Quand l’autofiction se fait romanesque / Entretien avec Harold Cobert


« Le fait de distendre le temps permet au récit de devenir roman. »

 

Sophie Adriansen : Votre dernier roman, « Dieu surfe au Pays basque », aborde le thème de la fausse-couche d’une femme au travers des yeux de son mari. Pourquoi avez-vous eu envie d’écrire sur ce sujet ?

Harold Cobert : L’idée ne m’en est pas venue parce que j’avais moi-même vécu cet évènement douloureux. Mais, parce que j’étais passé par là, j’en ai un peu parlé autour de moi ; et, assez simplement, les langues se sont déliées. La mère d’un des élèves à qui je donne des cours particuliers, par exemple, m’a raconté son expérience, m’expliquant qu’elle-même avait failli mourir. J’ai réalisé que les femmes, elles non plus, ne parlaient pas de cela.
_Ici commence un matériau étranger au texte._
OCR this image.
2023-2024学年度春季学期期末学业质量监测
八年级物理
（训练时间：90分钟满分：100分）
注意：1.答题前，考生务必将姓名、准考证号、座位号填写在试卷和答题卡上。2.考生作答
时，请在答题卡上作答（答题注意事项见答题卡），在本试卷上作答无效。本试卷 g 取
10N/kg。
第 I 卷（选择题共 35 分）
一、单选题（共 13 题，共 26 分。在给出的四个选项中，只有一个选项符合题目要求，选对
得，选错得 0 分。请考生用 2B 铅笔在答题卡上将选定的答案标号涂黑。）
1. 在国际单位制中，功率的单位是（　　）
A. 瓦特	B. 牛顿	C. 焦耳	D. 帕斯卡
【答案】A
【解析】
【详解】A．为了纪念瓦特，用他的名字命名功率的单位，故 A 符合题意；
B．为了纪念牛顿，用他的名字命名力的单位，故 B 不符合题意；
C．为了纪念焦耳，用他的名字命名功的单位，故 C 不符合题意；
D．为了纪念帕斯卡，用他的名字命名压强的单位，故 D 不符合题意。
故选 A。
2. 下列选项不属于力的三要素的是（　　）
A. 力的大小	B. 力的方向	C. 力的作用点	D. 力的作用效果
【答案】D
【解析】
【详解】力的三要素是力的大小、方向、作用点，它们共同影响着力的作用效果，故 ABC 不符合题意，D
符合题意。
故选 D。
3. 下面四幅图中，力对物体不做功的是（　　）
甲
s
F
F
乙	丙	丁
J’ai pu mesurer l’écart entre la banalité statistique, puisque deux femmes sur trois font au moins une fausse-couche dans leur vie, et les drames intimes, secrets, qui ont parfois des conséquences catastrophiques.

Depuis mon premier roman, je m’emploie à donner la parole à ceux que l’on ne veut pas entendre : les représentants de la génération X, une génération sacrifiée à laquelle j’appartiens, une sorte de ventre mou entre les soixante-huitards et la génération Y dont on parle beaucoup en ce moment, dans « Le reniement de Patrick Treboc », ceux qui vivent dans la rue dans « Un hiver avec Baudelaire », Mirabeau que l’histoire a plus ou moins bafoué dans « L’Entrevue de Saint-Cloud ». J’aime cette idée de me faire porte-voix.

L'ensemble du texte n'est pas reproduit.